Cette approche rejoint la méthode Kaizen appliquée au projet professionnel : avancer par étapes, tester, ajuster, sécuriser, plutôt que tout décider d’un seul coup.
À 55 ans et plus, ce n’est pas l’intensité du changement qui compte le plus. C’est sa justesse.
Ce qu’il faut retenir
Après 55 ans, la fin de carrière peut devenir une phase professionnelle à part entière.
Les options ne se limitent pas à rester ou partir. Vous pouvez aménager votre poste, changer d’environnement, vous reconvertir, créer une activité, transmettre davantage ou combiner plusieurs de ces pistes.
Le bon choix dépend de trois éléments : ce qui ne fonctionne plus, ce que vous voulez préserver, et ce que vous êtes prêt à engager pour la suite.
Une fin de carrière réussie n’est pas forcément spectaculaire. Elle est cohérente. Elle tient compte de votre expérience, de vos contraintes, de votre énergie et du sens que vous voulez donner aux années qui viennent.
Questions fréquentes
Peut-on se reconvertir après 55 ans ?
Oui. Une reconversion après 55 ans est possible, mais elle demande une préparation sérieuse. Elle doit s’appuyer sur les compétences transférables, la validation du marché, les contraintes financières, le besoin éventuel de formation et le niveau de risque acceptable.
Est-ce trop tard pour changer de métier à 58 ou 60 ans ?
Non, mais le projet doit être réaliste. À 58 ou 60 ans, il est souvent préférable de construire une transition progressive, en valorisant l’expérience acquise plutôt qu’en pensant repartir de zéro.
Que faire quand on ne veut plus continuer jusqu’à la retraite ?

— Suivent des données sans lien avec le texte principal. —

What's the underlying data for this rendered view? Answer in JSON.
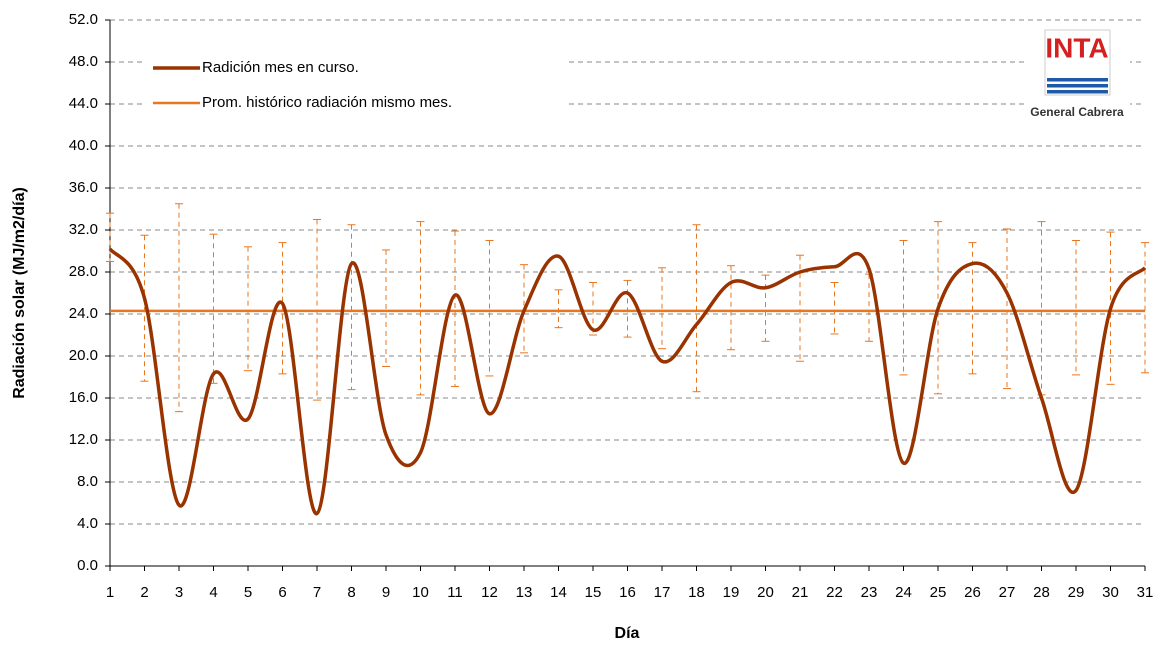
{
  "chart_data": {
    "type": "line",
    "x_label": "Día",
    "y_label": "Radiación solar (MJ/m2/día)",
    "x": [
      1,
      2,
      3,
      4,
      5,
      6,
      7,
      8,
      9,
      10,
      11,
      12,
      13,
      14,
      15,
      16,
      17,
      18,
      19,
      20,
      21,
      22,
      23,
      24,
      25,
      26,
      27,
      28,
      29,
      30,
      31
    ],
    "xlim": [
      1,
      31
    ],
    "xticks": [
      1,
      2,
      3,
      4,
      5,
      6,
      7,
      8,
      9,
      10,
      11,
      12,
      13,
      14,
      15,
      16,
      17,
      18,
      19,
      20,
      21,
      22,
      23,
      24,
      25,
      26,
      27,
      28,
      29,
      30,
      31
    ],
    "ylim": [
      0,
      52
    ],
    "yticks": [
      {
        "value": 0,
        "label": "0.0"
      },
      {
        "value": 4,
        "label": "4.0"
      },
      {
        "value": 8,
        "label": "8.0"
      },
      {
        "value": 12,
        "label": "12.0"
      },
      {
        "value": 16,
        "label": "16.0"
      },
      {
        "value": 20,
        "label": "20.0"
      },
      {
        "value": 24,
        "label": "24.0"
      },
      {
        "value": 28,
        "label": "28.0"
      },
      {
        "value": 32,
        "label": "32.0"
      },
      {
        "value": 36,
        "label": "36.0"
      },
      {
        "value": 40,
        "label": "40.0"
      },
      {
        "value": 44,
        "label": "44.0"
      },
      {
        "value": 48,
        "label": "48.0"
      },
      {
        "value": 52,
        "label": "52.0"
      }
    ],
    "grid": true,
    "legend": "upper left",
    "series": [
      {
        "name": "Radición mes en curso.",
        "color": "#993300",
        "values": [
          30.2,
          25.5,
          5.8,
          18.3,
          14.0,
          25.0,
          5.0,
          28.8,
          12.5,
          10.8,
          25.8,
          14.5,
          24.3,
          29.5,
          22.5,
          26.0,
          19.5,
          23.0,
          27.0,
          26.5,
          28.0,
          28.5,
          28.3,
          9.8,
          24.5,
          28.8,
          26.0,
          16.0,
          7.2,
          24.5,
          28.4
        ]
      },
      {
        "name": "Prom. histórico radiación mismo mes.",
        "color": "#e87722",
        "value": 24.3,
        "upper": [
          33.6,
          31.5,
          34.5,
          31.6,
          30.4,
          30.8,
          33.0,
          32.5,
          30.1,
          32.8,
          31.9,
          31.0,
          28.7,
          26.3,
          27.0,
          27.2,
          28.4,
          32.5,
          28.6,
          27.7,
          29.6,
          27.0,
          27.8,
          31.0,
          32.8,
          30.8,
          32.1,
          32.8,
          31.0,
          31.8,
          30.8
        ],
        "lower": [
          29.0,
          17.6,
          14.7,
          17.4,
          18.6,
          18.3,
          15.8,
          16.8,
          19.0,
          16.3,
          17.1,
          18.1,
          20.3,
          22.7,
          22.0,
          21.8,
          20.7,
          16.6,
          20.6,
          21.4,
          19.5,
          22.1,
          21.4,
          18.2,
          16.4,
          18.3,
          16.9,
          16.3,
          18.2,
          17.3,
          18.4
        ]
      }
    ],
    "logo": {
      "text": "INTA",
      "caption": "General Cabrera"
    }
  }
}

Il faut d’abord comprendre ce qui ne va plus : le métier, l’entreprise, le rythme, le management, le sens ou la charge. Selon le diagnostic, la réponse peut être un aménagement, une mobilité, une reconversion, une retraite progressive ou une création d’activité.
La retraite progressive est-elle possible dès 60 ans ?
Oui. Depuis le 1er septembre 2025, la retraite progressive est accessible dès 60 ans sous conditions, notamment avec au moins 150 trimestres et une activité réduite ou à temps partiel comprise entre 40 % et 80 % d’un temps complet.
Un bilan de compétences est-il utile en fin de carrière ?
Oui. Il permet de formaliser l’expérience, d’identifier les compétences transférables, de clarifier les priorités, d’explorer plusieurs scénarios et de construire un projet professionnel réaliste. Ce n’est pas une préparation à la retraite, mais un outil de décision professionnelle.
Faut-il créer son activité en fin de carrière ?
Cela peut être pertinent lorsque l’expertise est valorisable, que le réseau existe, que l’autonomie est recherchée et que le modèle économique est vérifié. Il faut toutefois évaluer la capacité à trouver des clients, le revenu minimum nécessaire, l’énergie disponible et les risques financiers.
Sources
Dares, “Les seniors sur le marché du travail en 2024”, publié le 23 juillet 2025.
Service Public, “La retraite progressive bientôt accessible à partir de 60 ans”, publié le 24 juillet 2025.
Service Public Entreprendre, “Contrat à durée indéterminée de valorisation de l’expérience”.
France Travail, “Emploi des seniors : le pari gagnant d’Atout Senior”, publié le 15 janvier 2026.
Mon Compte Formation, “Tout savoir sur le bilan de compétences”.